As for the Rainbow and Cutthroat stocking … we’ll announce how many, when, and where just as soon as hatchery crew firms their schedule.

We have an interesting report on our Idaho State Fish, the Cutthroat Trout coming up soon but that report is still in the breaking news category and we’ll have to sit on it awhile longer.

Beth Brown … just screwing around.

Was able to greet an old friend from my volunteer days working at the hatchery during spawning … Bio Aide Beth Brown. Beth, like everyone connected to the hatchery is an innovative and likeable person. Bruce and I caught Beth trying to hang a scale to weigh the fish pellets on a raised platform. Both of us could not resist teasing Beth about her efforts hence the threatening posture with the portable drill.

How about those Missouri people passing legislation allowing them to “hog” catfish in select waters? We’ve got an argument here that has been going on since that Oklahoma bunch talked about “noodling”. “Noodling” is the sacred turf of our southern brothers and sisters where they use extra long poles to fish around Cyprus stumps and trees in those swamps. “Hogging” is when you wrap a burlap bag around your hand and lower arm and go into those logs and under rock shelves like those Texas guys.
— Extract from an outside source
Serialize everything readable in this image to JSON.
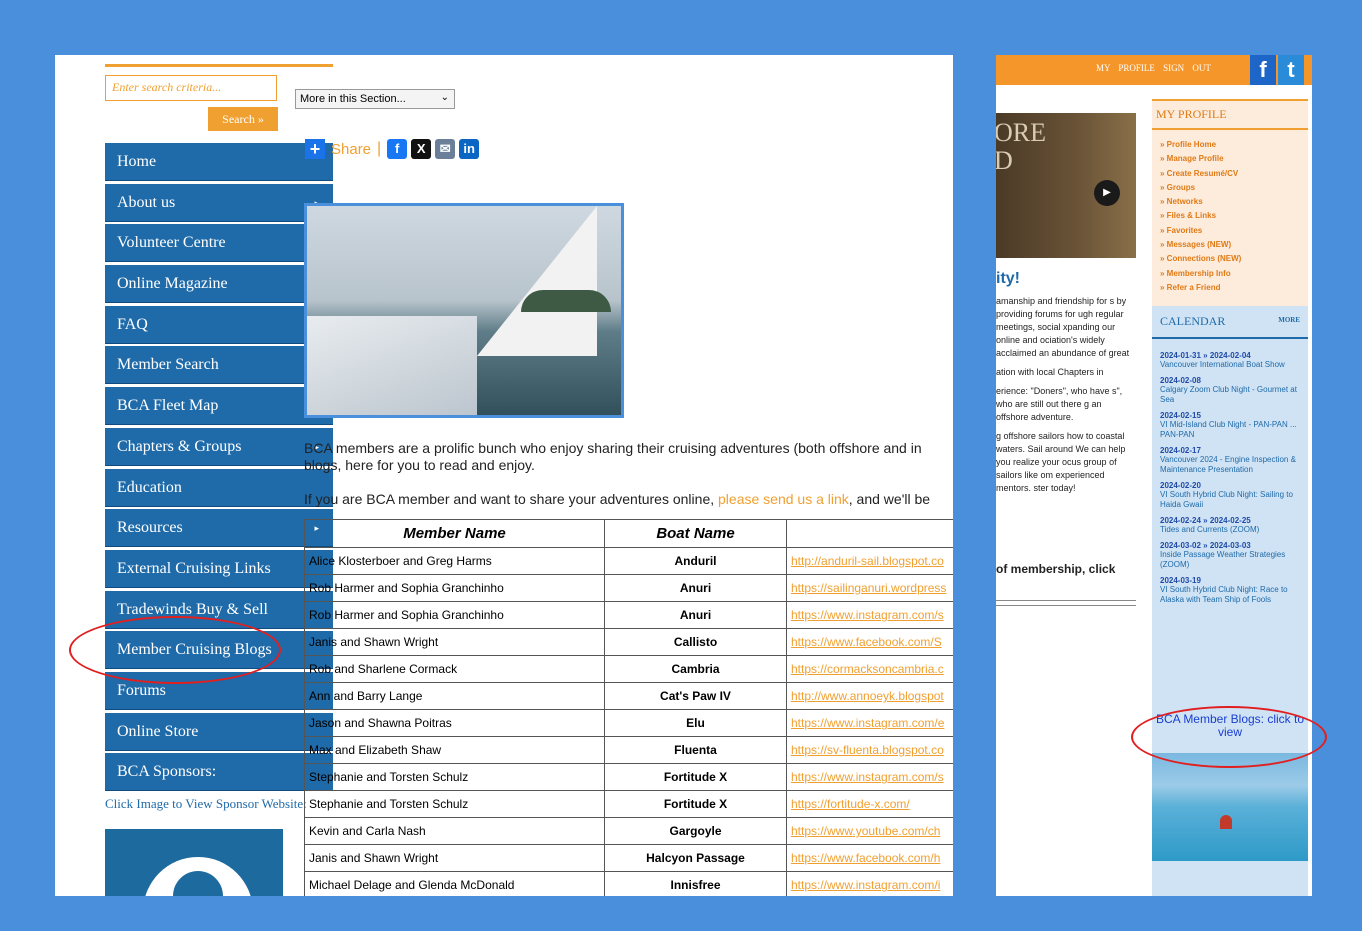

We’re happy for you guys in Missouri gaining this sport but, wish you’d consider changing your name from “Noodlers Anonymous” to “Hoggers Anonymous.” It is only words, right … but it is the principle of the thing that counts.
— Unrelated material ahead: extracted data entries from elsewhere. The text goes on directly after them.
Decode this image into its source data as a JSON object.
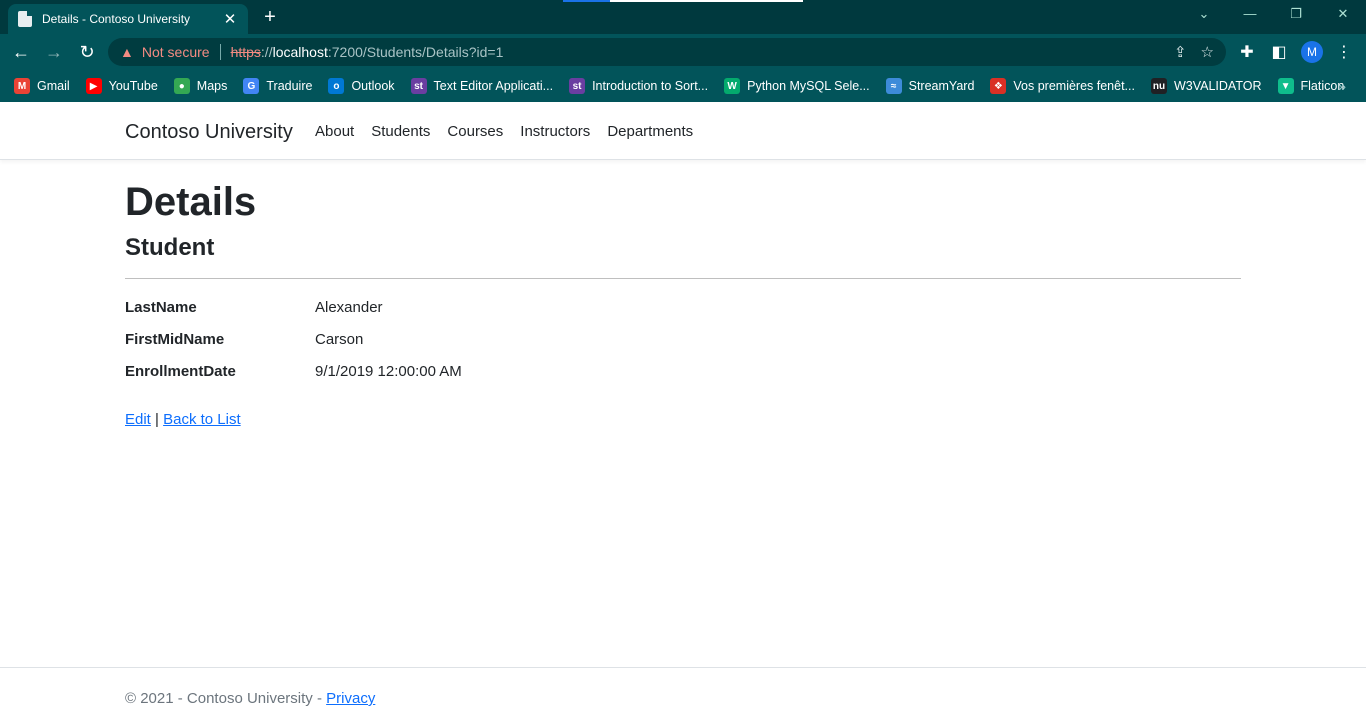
{
  "browser": {
    "tab_title": "Details - Contoso University",
    "tab_close": "✕",
    "new_tab": "+",
    "security_label": "Not secure",
    "url_scheme": "https",
    "url_sep": "://",
    "url_host": "localhost",
    "url_path": ":7200/Students/Details?id=1",
    "avatar_letter": "M",
    "bookmarks": [
      {
        "label": "Gmail",
        "color": "#ea4335",
        "glyph": "M"
      },
      {
        "label": "YouTube",
        "color": "#ff0000",
        "glyph": "▶"
      },
      {
        "label": "Maps",
        "color": "#34a853",
        "glyph": "●"
      },
      {
        "label": "Traduire",
        "color": "#4285f4",
        "glyph": "G"
      },
      {
        "label": "Outlook",
        "color": "#0078d4",
        "glyph": "o"
      },
      {
        "label": "Text Editor Applicati...",
        "color": "#6a3ea1",
        "glyph": "st"
      },
      {
        "label": "Introduction to Sort...",
        "color": "#6a3ea1",
        "glyph": "st"
      },
      {
        "label": "Python MySQL Sele...",
        "color": "#04aa6d",
        "glyph": "W"
      },
      {
        "label": "StreamYard",
        "color": "#3d8bd9",
        "glyph": "≈"
      },
      {
        "label": "Vos premières fenêt...",
        "color": "#d93025",
        "glyph": "❖"
      },
      {
        "label": "W3VALIDATOR",
        "color": "#202124",
        "glyph": "nu"
      },
      {
        "label": "Flaticon",
        "color": "#0fbd8c",
        "glyph": "▼"
      }
    ]
  },
  "site": {
    "brand": "Contoso University",
    "nav": [
      "About",
      "Students",
      "Courses",
      "Instructors",
      "Departments"
    ]
  },
  "main": {
    "title": "Details",
    "subtitle": "Student",
    "fields": [
      {
        "label": "LastName",
        "value": "Alexander"
      },
      {
        "label": "FirstMidName",
        "value": "Carson"
      },
      {
        "label": "EnrollmentDate",
        "value": "9/1/2019 12:00:00 AM"
      }
    ],
    "edit_link": "Edit",
    "separator": " | ",
    "back_link": "Back to List"
  },
  "footer": {
    "text": "© 2021 - Contoso University - ",
    "privacy_link": "Privacy"
  }
}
Tip of the month … If your bride will not allow you to store your maggots in the refrigerator simply tell her you now use wax worms. Seems maggots is just not a very politically correct term to use around some hausfraus.

See you at the end of February with a lot of pictures taken of the fish I caught through the ice … if we get some stable ice that is. In the interim, tight lines to all.